Valerie G. Barnes Connell Jordan

Northern Advocate

There has been much grief in our communities and beyond recently, so I decided to use a editorial I wrote some time ago.

I have heard from some people they found it helpful, so I decided not the reninvent the wheel this month.

I’ve learned about the deaths of two friends this week.

They are people from different parts of the country, who have been part my life at different times, each with their own place.

It makes me aware that in our busy world it’s hard to find time to honour the lives of those who have been important to us during our lives.

We still live in a death-denying society, where the topic is viewed as taboo, or at least negative, although that is changing to some degree I hope.

We often still here some of the old adages such as “life goes on,” or “it was God’s will,” that come up when there has been a death.

These types of phrases or comments only serve to dismiss the pain of others who are grieving the loss of someone in their lives.

People are interrelated into our lives in many ways, and each person has a number of relationship in their lives.

Although we tend to look at those relationships that are, what we call blood-related, as the most important connections, this is not always so.

Often, people attend the funerals/celebrations of life for people, but are not there in the times of loneliness, a month or more down the road.

It’s important to keep up the connection with people, when they are open to phone calls, or visits, just to keep in touch.

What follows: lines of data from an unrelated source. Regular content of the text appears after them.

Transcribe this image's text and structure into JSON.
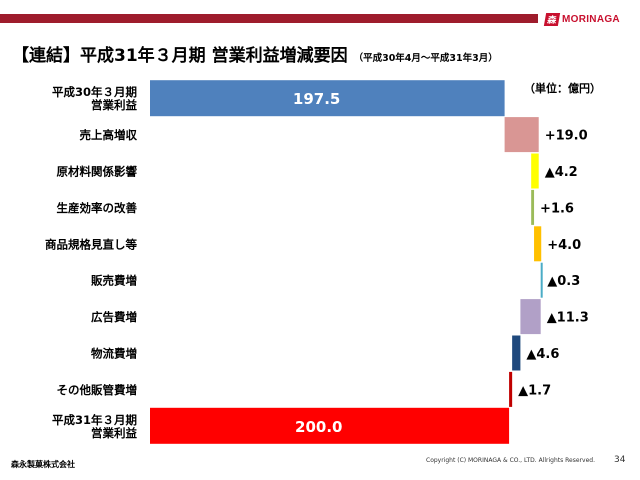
{
  "header": {
    "logo_mark": "森",
    "logo_text": "MORINAGA",
    "title": "【連結】平成31年３月期 営業利益増減要因",
    "subtitle": "（平成30年4月～平成31年3月）",
    "unit": "（単位：億円）"
  },
  "colors": {
    "brand_bar": "#9e1c2c",
    "brand_red": "#c8102e"
  },
  "chart_data": {
    "type": "bar",
    "subtype": "waterfall",
    "orientation": "horizontal",
    "title": "【連結】平成31年３月期 営業利益増減要因",
    "unit": "（単位：億円）",
    "xlim": [
      0,
      220
    ],
    "grid": false,
    "legend": "none",
    "bars": [
      {
        "label": "平成30年３月期\n営業利益",
        "kind": "total",
        "start": 0,
        "end": 197.5,
        "display": "197.5",
        "color": "#4f81bd"
      },
      {
        "label": "売上高増収",
        "kind": "increase",
        "start": 197.5,
        "end": 216.5,
        "display": "+19.0",
        "color": "#d99694"
      },
      {
        "label": "原材料関係影響",
        "kind": "decrease",
        "start": 212.3,
        "end": 216.5,
        "display": "▲4.2",
        "color": "#ffff00"
      },
      {
        "label": "生産効率の改善",
        "kind": "increase",
        "start": 212.3,
        "end": 213.9,
        "display": "+1.6",
        "color": "#9bbb59"
      },
      {
        "label": "商品規格見直し等",
        "kind": "increase",
        "start": 213.9,
        "end": 217.9,
        "display": "+4.0",
        "color": "#ffc000"
      },
      {
        "label": "販売費増",
        "kind": "decrease",
        "start": 217.6,
        "end": 217.9,
        "display": "▲0.3",
        "color": "#4bacc6"
      },
      {
        "label": "広告費増",
        "kind": "decrease",
        "start": 206.3,
        "end": 217.6,
        "display": "▲11.3",
        "color": "#b1a0c7"
      },
      {
        "label": "物流費増",
        "kind": "decrease",
        "start": 201.7,
        "end": 206.3,
        "display": "▲4.6",
        "color": "#1f497d"
      },
      {
        "label": "その他販管費増",
        "kind": "decrease",
        "start": 200.0,
        "end": 201.7,
        "display": "▲1.7",
        "color": "#c00000"
      },
      {
        "label": "平成31年３月期\n営業利益",
        "kind": "total",
        "start": 0,
        "end": 200.0,
        "display": "200.0",
        "color": "#ff0000"
      }
    ]
  },
  "footer": {
    "company": "森永製菓株式会社",
    "copyright": "Copyright (C) MORINAGA & CO., LTD. Allrights Reserved.",
    "page": "34"
  }
}
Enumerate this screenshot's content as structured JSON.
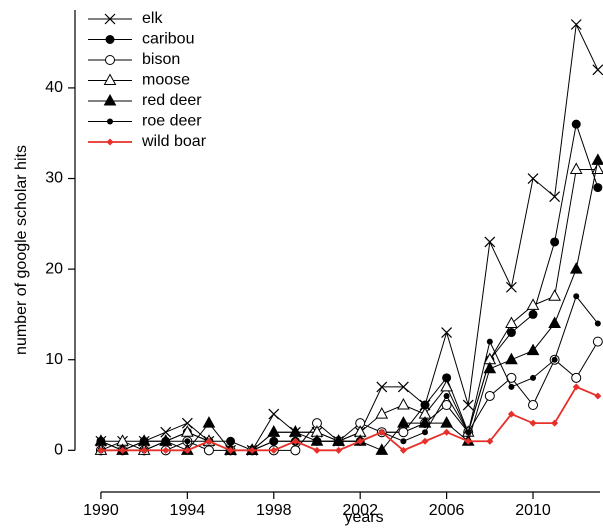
{
  "chart_data": {
    "type": "line",
    "x_label": "years",
    "y_label": "number of google scholar hits",
    "x": [
      1990,
      1991,
      1992,
      1993,
      1994,
      1995,
      1996,
      1997,
      1998,
      1999,
      2000,
      2001,
      2002,
      2003,
      2004,
      2005,
      2006,
      2007,
      2008,
      2009,
      2010,
      2011,
      2012,
      2013
    ],
    "xlim": [
      1988.8,
      2013.1
    ],
    "xticks": [
      1990,
      1994,
      1998,
      2002,
      2006,
      2010
    ],
    "ylim": [
      -4.6,
      48.6
    ],
    "yticks": [
      0,
      10,
      20,
      30,
      40
    ],
    "legend": "top-left",
    "series": [
      {
        "name": "elk",
        "color": "#000000",
        "marker": "cross",
        "values": [
          1,
          1,
          1,
          2,
          3,
          1,
          0,
          0,
          4,
          2,
          2,
          1,
          2,
          7,
          7,
          5,
          13,
          5,
          23,
          18,
          30,
          28,
          47,
          42
        ]
      },
      {
        "name": "caribou",
        "color": "#000000",
        "marker": "filled-circle",
        "values": [
          1,
          0,
          1,
          1,
          2,
          1,
          1,
          0,
          1,
          1,
          1,
          1,
          1,
          2,
          2,
          5,
          8,
          2,
          10,
          13,
          15,
          23,
          36,
          29
        ]
      },
      {
        "name": "bison",
        "color": "#000000",
        "marker": "open-circle",
        "values": [
          0,
          0,
          0,
          0,
          1,
          0,
          0,
          0,
          0,
          0,
          3,
          1,
          3,
          2,
          2,
          3,
          5,
          2,
          6,
          8,
          5,
          10,
          8,
          12
        ]
      },
      {
        "name": "moose",
        "color": "#000000",
        "marker": "open-triangle",
        "values": [
          0,
          1,
          0,
          1,
          2,
          1,
          0,
          0,
          2,
          2,
          2,
          1,
          2,
          4,
          5,
          4,
          7,
          2,
          10,
          14,
          16,
          17,
          31,
          31
        ]
      },
      {
        "name": "red deer",
        "color": "#000000",
        "marker": "filled-triangle",
        "values": [
          1,
          0,
          1,
          1,
          0,
          3,
          0,
          0,
          2,
          2,
          1,
          1,
          1,
          0,
          3,
          3,
          3,
          1,
          9,
          10,
          11,
          14,
          20,
          32
        ]
      },
      {
        "name": "roe deer",
        "color": "#000000",
        "marker": "small-circle",
        "values": [
          0,
          0,
          0,
          1,
          1,
          1,
          0,
          0,
          1,
          1,
          1,
          1,
          1,
          2,
          1,
          2,
          6,
          2,
          12,
          7,
          8,
          10,
          17,
          14
        ]
      },
      {
        "name": "wild boar",
        "color": "#e8302a",
        "marker": "diamond",
        "values": [
          0,
          0,
          0,
          0,
          0,
          1,
          0,
          0,
          0,
          1,
          0,
          0,
          1,
          2,
          0,
          1,
          2,
          1,
          1,
          4,
          3,
          3,
          7,
          6
        ]
      }
    ]
  }
}
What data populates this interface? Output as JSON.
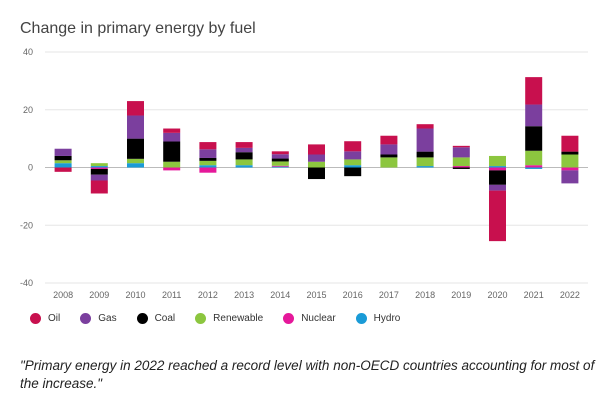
{
  "chart_data": {
    "type": "bar",
    "stacked": true,
    "title": "Change in primary energy by fuel",
    "xlabel": "",
    "ylabel": "",
    "ylim": [
      -40,
      40
    ],
    "yticks": [
      40,
      20,
      0,
      -20,
      -40
    ],
    "categories": [
      "2008",
      "2009",
      "2010",
      "2011",
      "2012",
      "2013",
      "2014",
      "2015",
      "2016",
      "2017",
      "2018",
      "2019",
      "2020",
      "2021",
      "2022"
    ],
    "series": [
      {
        "name": "Hydro",
        "color": "#1a9bd7",
        "values": [
          1.5,
          0.5,
          1.5,
          0,
          0.8,
          0.8,
          0.3,
          0,
          0.8,
          0,
          0.5,
          0,
          0.5,
          -0.5,
          0
        ]
      },
      {
        "name": "Nuclear",
        "color": "#e5189a",
        "values": [
          0,
          -0.5,
          0,
          -1.0,
          -1.8,
          0,
          0.3,
          0,
          0,
          0,
          0,
          0.5,
          -1.0,
          0.8,
          -1.0
        ]
      },
      {
        "name": "Renewable",
        "color": "#8cc63f",
        "values": [
          1.0,
          1.0,
          1.5,
          2.0,
          1.5,
          2.0,
          1.5,
          2.0,
          2.0,
          3.5,
          3.0,
          3.0,
          3.5,
          5.0,
          4.5
        ]
      },
      {
        "name": "Coal",
        "color": "#000000",
        "values": [
          1.5,
          -2.0,
          7.0,
          7.0,
          1.0,
          2.5,
          1.0,
          -4.0,
          -3.0,
          1.0,
          2.0,
          -0.5,
          -5.0,
          8.5,
          1.0
        ]
      },
      {
        "name": "Gas",
        "color": "#7b3f9e",
        "values": [
          2.5,
          -2.0,
          8.0,
          3.0,
          3.0,
          1.5,
          1.5,
          2.5,
          2.8,
          3.5,
          8.0,
          3.5,
          -2.0,
          7.5,
          -4.5
        ]
      },
      {
        "name": "Oil",
        "color": "#c8104e",
        "values": [
          -1.5,
          -4.5,
          5.0,
          1.5,
          2.5,
          2.0,
          1.0,
          3.5,
          3.5,
          3.0,
          1.5,
          0.5,
          -17.5,
          9.5,
          5.5
        ]
      }
    ]
  },
  "legend": [
    {
      "label": "Oil",
      "color": "#c8104e"
    },
    {
      "label": "Gas",
      "color": "#7b3f9e"
    },
    {
      "label": "Coal",
      "color": "#000000"
    },
    {
      "label": "Renewable",
      "color": "#8cc63f"
    },
    {
      "label": "Nuclear",
      "color": "#e5189a"
    },
    {
      "label": "Hydro",
      "color": "#1a9bd7"
    }
  ],
  "caption": "\"Primary energy in 2022 reached a record level with non-OECD countries accounting for most of the increase.\""
}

And be open to talk about the person they mourn, when they are open to it.

Many people, including my two friends, have had a great impact on my life, but they were not blood relations, unless I look at relationship from a different perspective.

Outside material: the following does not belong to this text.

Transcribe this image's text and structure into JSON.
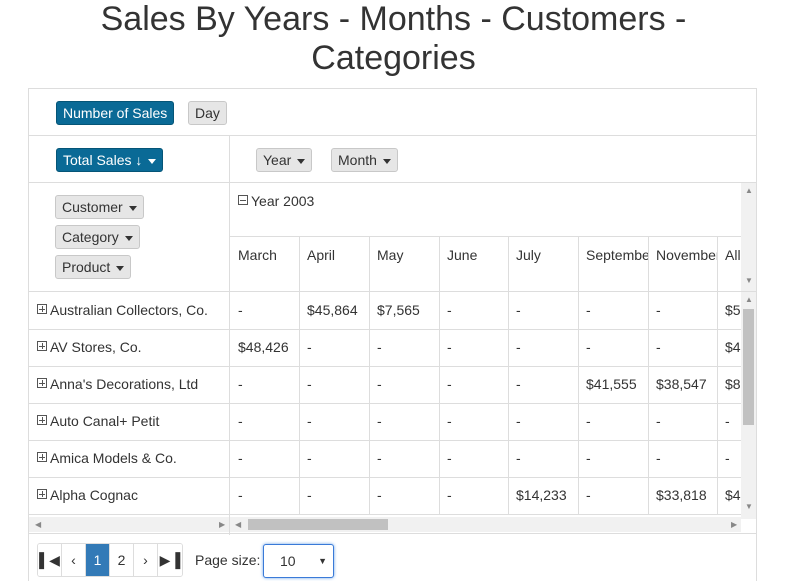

Many aboriginal communities view the connection of people and the environment in terms of relationship, we’re related to all aspects. It’s one I really connect with, but, not everyone is comfortable with.

I remember working in a small community several years ago. Five people in the community died in a very short time, three in one week.

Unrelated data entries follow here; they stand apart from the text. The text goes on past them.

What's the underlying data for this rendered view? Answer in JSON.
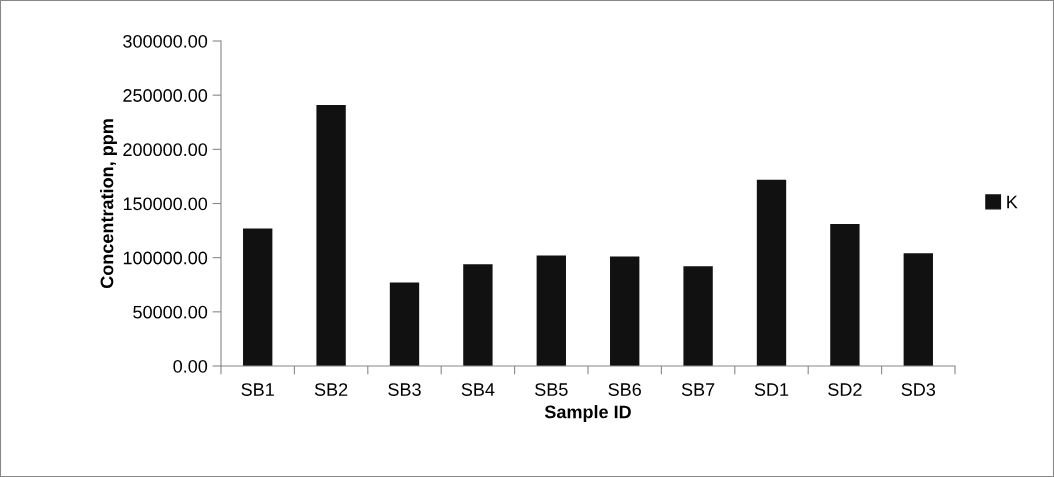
{
  "chart_data": {
    "type": "bar",
    "xlabel": "Sample ID",
    "ylabel": "Concentration, ppm",
    "categories": [
      "SB1",
      "SB2",
      "SB3",
      "SB4",
      "SB5",
      "SB6",
      "SB7",
      "SD1",
      "SD2",
      "SD3"
    ],
    "series": [
      {
        "name": "K",
        "color": "#111111",
        "values": [
          127000,
          241000,
          77000,
          94000,
          102000,
          101000,
          92000,
          172000,
          131000,
          104000
        ]
      }
    ],
    "ylim": [
      0,
      300000
    ],
    "yticks": [
      {
        "value": 0,
        "label": "0.00"
      },
      {
        "value": 50000,
        "label": "50000.00"
      },
      {
        "value": 100000,
        "label": "100000.00"
      },
      {
        "value": 150000,
        "label": "150000.00"
      },
      {
        "value": 200000,
        "label": "200000.00"
      },
      {
        "value": 250000,
        "label": "250000.00"
      },
      {
        "value": 300000,
        "label": "300000.00"
      }
    ],
    "grid": false,
    "legend": "right"
  }
}
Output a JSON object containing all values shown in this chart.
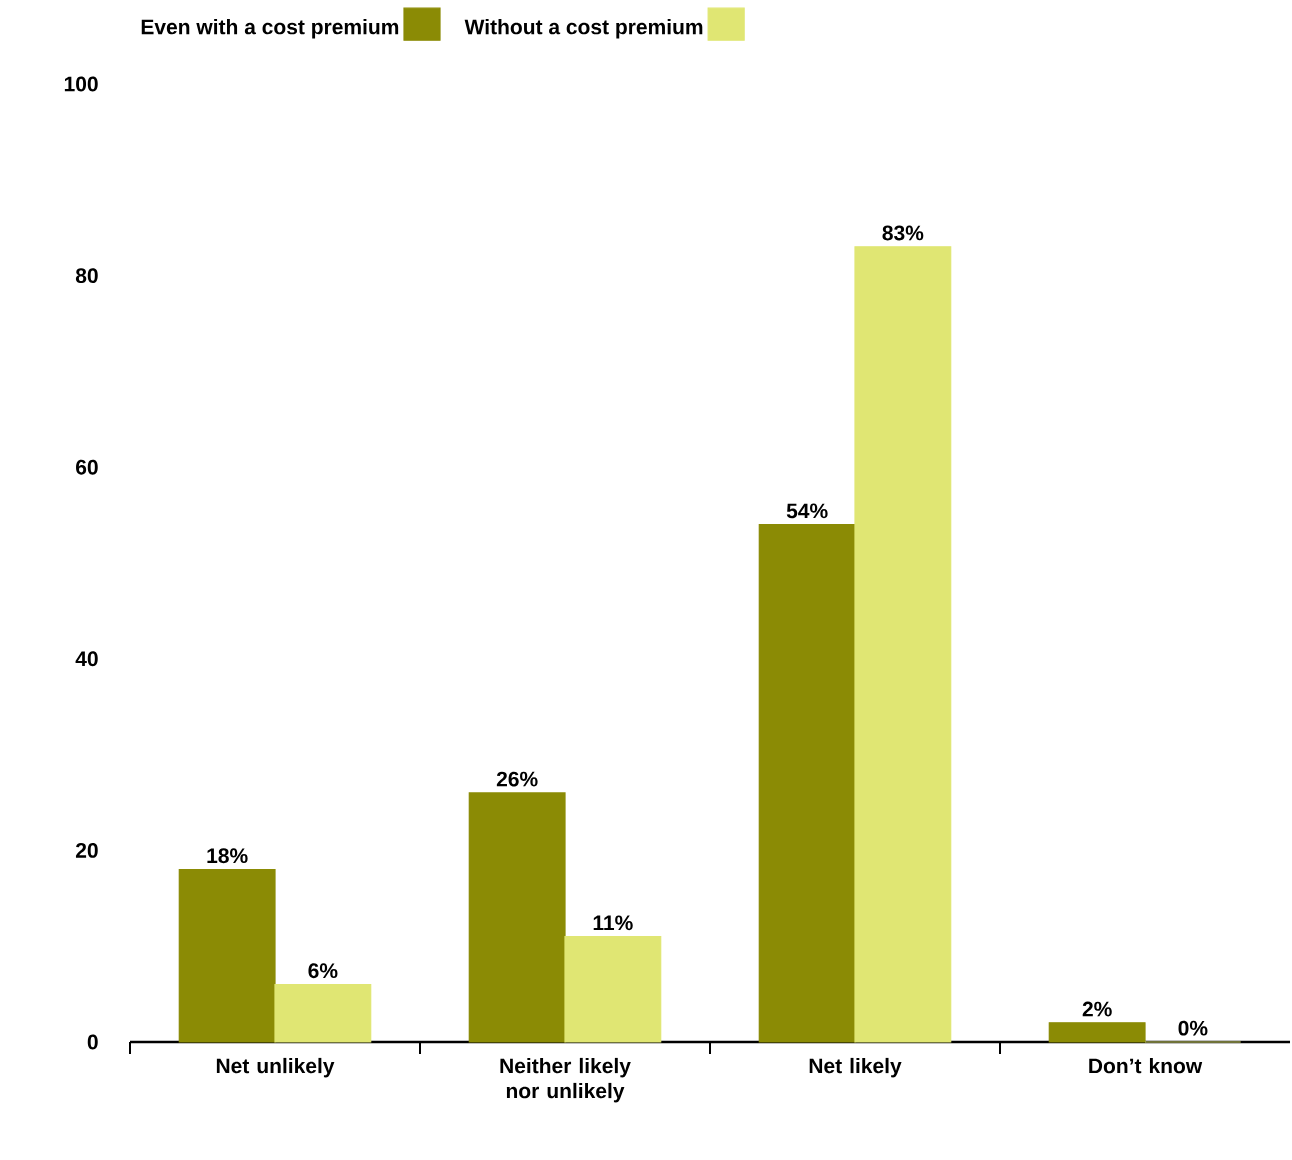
{
  "chart_data": {
    "type": "bar",
    "categories": [
      "Net unlikely",
      "Neither likely nor unlikely",
      "Net likely",
      "Don’t know"
    ],
    "series": [
      {
        "name": "Even with a cost premium",
        "color": "#8b8b05",
        "values": [
          18,
          26,
          54,
          2
        ],
        "value_labels": [
          "18%",
          "26%",
          "54%",
          "2%"
        ]
      },
      {
        "name": "Without a cost premium",
        "color": "#e0e673",
        "values": [
          6,
          11,
          83,
          0
        ],
        "value_labels": [
          "6%",
          "11%",
          "83%",
          "0%"
        ]
      }
    ],
    "ylim": [
      0,
      100
    ],
    "yticks": [
      0,
      20,
      40,
      60,
      80,
      100
    ],
    "grid": false,
    "legend": "top left"
  }
}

The whole community was impacted by the deaths of those people, but, most of the focus was on the families of these people.

There were two businessmen in the community, who, I’m assuming because of their positions in the community, were always asked to be pallbearers at funerals.

These two men were there as pallbearers at all five funerals, and it was only after some conversation with them that I came to realize the impact the lives of these five people had had on them.

The people were not related to each other, were of different age groups, but, had been part of the lives of each of the two men over a long period of time.

No one noticed that impact.

In the last few years, we have come to learn more about the importance of grieving in our lives.

We know some of the aspects of grief, shock, the anger, denial, depression, and acceptance.

People don’t neatly go through the different stages, one after the other, and come out the other end.

Many times we can go back and forth among the stages. There is no time limit on grieving, the death of someone in our lives leaves our lives changed.

It is important to honour the time of grieving that people need to take, to reassure them that it’s normal to grieve the loss of another person in their lives.

We are also at the time of year when the natural vegetation is dying off to make way for winter.

Our days are getting shorter and our nights longer, a difficult time of year for many people.

Many people suffer from the deprivation of light at this time of year; it causes havoc in their lives.

But, it’s also a time of year, when animals slow down, many hibernate during the winter.

We human beings try to keep going at the same rate as any other time of year, when all around us is calling on us to slow up a bit.

It’s in the quieter times that I can take the opportunity to remember my two friends.

I was with my one friend on the eve of his 50th wedding anniversary and I remember asking him what it’s like to have been married for 50 years.

His immediate response was, “It’s been an adventure.”

Life is an adventure, and the times we come face to face with death in our lives, are also times that bring us closer to life.

Death is part of the adventure of life, it’s a hard part, and the grief of those who are affected by a death, needs to be respected.